The next day was a day off for me, and I was happy to see Facebook message from Audac saying “aw, a big rainstorm came last night, and we had to postpone the show til today, can you make it?”. Yes I could, and Yes I did. I was picked up by the band (Audac) and we had lunch at Nutri, the all you can eat buffet 2 blocks from the studio- which had all the fresh vegan vegetable things I could ever want.
(I went there ever day during the 2 weeks I was in Brazil!)

When I went to the show, indoors this time at the amazing garden space/nightclub I saw two young men busy setting up a small PA, and there were two new looking Brazilian amps, one for bass, one for guitar and a shiny small drumkit that looked quite stylish and new, actually. Audac began to play and I noticed many things I had not considered before, from the songs they sent me, and from the circumstances of this gig. 1) The two women who front the band, Debbie on bass+singing, and Alyssa on keyboards+singing were way more energetic and outgoing onstage than I expected. I thought they’d be shoegazers who just shyly looked down and kind of whisper/sang their parts. I had no idea they’d be really pushing alot of energy and sound with their instruments, while at the same time filling up the room with the central themes of their singing. That was a great surprise, and so were the powerful drum hitting and incredible rolling beats of Pablo, and the absolutely rocking guitar parts from Allesandro. I thought this was a kind of Berlin-y laptop band with one girl singer in front– and I never expected a really well developed live show from a band who could really project and play so well, so big and so hard. I realized that my sessions in the studio were going to be much more energetic and alot more fun than I had previously thought.

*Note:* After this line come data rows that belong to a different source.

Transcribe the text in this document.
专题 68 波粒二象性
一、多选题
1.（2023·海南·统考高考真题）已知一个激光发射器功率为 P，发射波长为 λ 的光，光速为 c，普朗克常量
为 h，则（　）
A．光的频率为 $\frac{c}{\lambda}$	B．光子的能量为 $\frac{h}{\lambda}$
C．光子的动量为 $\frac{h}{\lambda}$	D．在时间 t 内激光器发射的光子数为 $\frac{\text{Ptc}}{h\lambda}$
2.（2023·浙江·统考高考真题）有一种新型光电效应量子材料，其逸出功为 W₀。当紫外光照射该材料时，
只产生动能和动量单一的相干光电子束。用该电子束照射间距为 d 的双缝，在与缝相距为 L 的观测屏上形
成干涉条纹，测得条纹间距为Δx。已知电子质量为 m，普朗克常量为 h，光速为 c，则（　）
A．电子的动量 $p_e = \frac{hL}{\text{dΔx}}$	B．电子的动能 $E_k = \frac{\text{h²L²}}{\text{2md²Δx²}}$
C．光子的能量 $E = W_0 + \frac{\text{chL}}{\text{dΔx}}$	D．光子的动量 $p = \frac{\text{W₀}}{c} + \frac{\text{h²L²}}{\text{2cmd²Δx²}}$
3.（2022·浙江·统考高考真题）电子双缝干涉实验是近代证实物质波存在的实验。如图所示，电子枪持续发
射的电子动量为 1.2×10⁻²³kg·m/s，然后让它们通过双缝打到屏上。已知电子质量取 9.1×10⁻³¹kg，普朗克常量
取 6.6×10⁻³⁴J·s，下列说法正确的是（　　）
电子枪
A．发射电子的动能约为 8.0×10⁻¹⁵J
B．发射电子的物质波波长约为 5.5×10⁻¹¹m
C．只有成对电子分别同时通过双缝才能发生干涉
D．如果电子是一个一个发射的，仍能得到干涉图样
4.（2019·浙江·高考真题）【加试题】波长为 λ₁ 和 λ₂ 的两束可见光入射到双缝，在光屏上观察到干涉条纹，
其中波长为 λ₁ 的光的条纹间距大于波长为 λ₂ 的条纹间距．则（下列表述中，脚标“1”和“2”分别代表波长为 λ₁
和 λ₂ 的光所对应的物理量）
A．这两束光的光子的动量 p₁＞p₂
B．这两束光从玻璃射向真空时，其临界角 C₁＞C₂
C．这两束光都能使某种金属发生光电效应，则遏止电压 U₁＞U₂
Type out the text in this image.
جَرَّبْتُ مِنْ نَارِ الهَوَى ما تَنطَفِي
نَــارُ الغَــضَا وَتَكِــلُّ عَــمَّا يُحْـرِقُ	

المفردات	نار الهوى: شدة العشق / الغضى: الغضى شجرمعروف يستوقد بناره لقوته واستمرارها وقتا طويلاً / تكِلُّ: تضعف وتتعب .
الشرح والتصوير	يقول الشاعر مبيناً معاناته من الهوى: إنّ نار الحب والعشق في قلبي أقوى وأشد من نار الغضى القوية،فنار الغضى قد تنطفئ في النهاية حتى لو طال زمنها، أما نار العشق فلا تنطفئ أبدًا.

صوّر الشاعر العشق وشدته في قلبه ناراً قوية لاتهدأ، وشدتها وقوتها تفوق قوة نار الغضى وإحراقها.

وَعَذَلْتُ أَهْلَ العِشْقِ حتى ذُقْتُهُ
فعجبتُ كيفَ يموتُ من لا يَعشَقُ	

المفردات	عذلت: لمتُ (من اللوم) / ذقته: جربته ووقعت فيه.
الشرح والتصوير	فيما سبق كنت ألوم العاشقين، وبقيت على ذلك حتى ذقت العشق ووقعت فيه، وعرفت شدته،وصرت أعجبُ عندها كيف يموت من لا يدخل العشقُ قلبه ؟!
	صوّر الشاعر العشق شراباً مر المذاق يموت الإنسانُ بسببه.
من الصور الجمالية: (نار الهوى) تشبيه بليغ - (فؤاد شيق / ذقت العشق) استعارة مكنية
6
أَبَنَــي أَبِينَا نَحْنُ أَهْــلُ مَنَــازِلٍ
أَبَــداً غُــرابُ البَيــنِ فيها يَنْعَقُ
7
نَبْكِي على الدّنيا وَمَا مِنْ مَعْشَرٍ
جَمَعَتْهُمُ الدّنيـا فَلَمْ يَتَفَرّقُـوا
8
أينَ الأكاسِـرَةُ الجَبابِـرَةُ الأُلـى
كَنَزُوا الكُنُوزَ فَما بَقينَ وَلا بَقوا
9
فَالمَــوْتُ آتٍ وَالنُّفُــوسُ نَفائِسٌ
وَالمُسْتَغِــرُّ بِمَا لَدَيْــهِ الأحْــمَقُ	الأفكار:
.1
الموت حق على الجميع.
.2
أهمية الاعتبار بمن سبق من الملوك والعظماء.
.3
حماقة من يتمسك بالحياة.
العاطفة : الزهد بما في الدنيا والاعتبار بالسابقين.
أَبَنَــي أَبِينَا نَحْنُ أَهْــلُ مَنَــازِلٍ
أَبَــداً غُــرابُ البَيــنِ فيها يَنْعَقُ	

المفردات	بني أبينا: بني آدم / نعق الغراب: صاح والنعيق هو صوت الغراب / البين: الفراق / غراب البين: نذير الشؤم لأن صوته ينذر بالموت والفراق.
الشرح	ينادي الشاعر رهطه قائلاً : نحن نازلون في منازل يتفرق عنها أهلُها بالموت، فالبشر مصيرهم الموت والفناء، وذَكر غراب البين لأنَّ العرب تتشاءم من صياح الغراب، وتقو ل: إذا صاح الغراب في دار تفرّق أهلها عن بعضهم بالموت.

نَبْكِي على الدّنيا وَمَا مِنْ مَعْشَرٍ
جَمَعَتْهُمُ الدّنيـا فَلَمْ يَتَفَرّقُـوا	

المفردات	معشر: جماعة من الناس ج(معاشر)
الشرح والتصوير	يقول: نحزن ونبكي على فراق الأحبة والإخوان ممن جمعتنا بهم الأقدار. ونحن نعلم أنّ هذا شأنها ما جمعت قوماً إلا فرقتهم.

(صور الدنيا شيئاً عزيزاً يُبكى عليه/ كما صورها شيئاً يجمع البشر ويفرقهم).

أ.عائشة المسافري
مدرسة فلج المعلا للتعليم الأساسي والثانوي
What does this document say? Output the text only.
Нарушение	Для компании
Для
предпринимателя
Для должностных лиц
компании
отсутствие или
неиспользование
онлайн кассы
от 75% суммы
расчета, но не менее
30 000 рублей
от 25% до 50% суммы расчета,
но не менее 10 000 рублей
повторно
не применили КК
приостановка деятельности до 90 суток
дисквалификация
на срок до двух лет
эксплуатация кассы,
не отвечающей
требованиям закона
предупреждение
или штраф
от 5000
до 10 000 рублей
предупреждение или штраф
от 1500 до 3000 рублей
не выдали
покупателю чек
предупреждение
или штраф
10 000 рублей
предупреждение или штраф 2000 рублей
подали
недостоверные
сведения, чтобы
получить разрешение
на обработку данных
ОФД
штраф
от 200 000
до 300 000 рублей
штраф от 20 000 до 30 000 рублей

I also realized something else very quickly: The odd, modern Brazilian rental gear they had hired for the show from JZ Producoes (the logo was on the drumkit!) actually sounded quite amazing and just about perfect for this band! Every other production I do relies on Fender and Marshall tube amps, Ampeg Bass equipment and Name-Brand analog synthesizers from the venerated and hoary 1970′s and 80′s– but here was this modern Brazilian (inexpensive?) rental gear sounding exactly perfect for the music of Audac. I noticed this right away, and it disturbed me a little. Was I going to substitute Tohosound’s amazing collection of Vintage synths instead of using Allysa’s laptop plug in sofware things? Well…. er, NO, in fact I wouldn’t! There was no need and I could imagine absolutely nothing gained by doing so in her case. Alyssa had really crafted great sounds and parts which in many songs were the central idea setting the stage for the singing/storyline. Wouldn’t a nice warm Fender 1970′s Twin Reverb amp be better for Allesandro’s ideas than this solid-state inexpensive thing he was playing thru, designed and manufactured iin 2013?? Well, in a word… NO– for the sounds he had created with his Telecaster and wisely selected pedals- was exactly correct (in my mind) as i was hearing them in the room from the JZ Producoes rental amp! Geeez, there’s many of my theories about sound, going right down the drain in one 45 minute concert! What didnt go down the drain was my inherent trust in my own ears, and my huge belief in improvisation in all matters musical. Improvisation for me extends beyone just notes and rhythms, as a Jazz player or Blues artist would do it, it includes just about everything in life where a momentary inspired decision based on the “here-and-now” can be utilized and effective as an approach and a way forward. This was the kind of moment I had, thanks to a very gracious and perfectly timed rainstorm in Florianopolis, Brazil.

I rented the PA (which became a huge part of the room sound for the computer-synths and the electronic drum pads as well!) the drums, the bass amp and the little modern guitar amp, and this became the sounds heard on Audac’s amazing 6 song EP we made in 6 days at Tohosound Estudio. It was a real joy working with this band, and in this studio– and I want to say think you to everyone involved!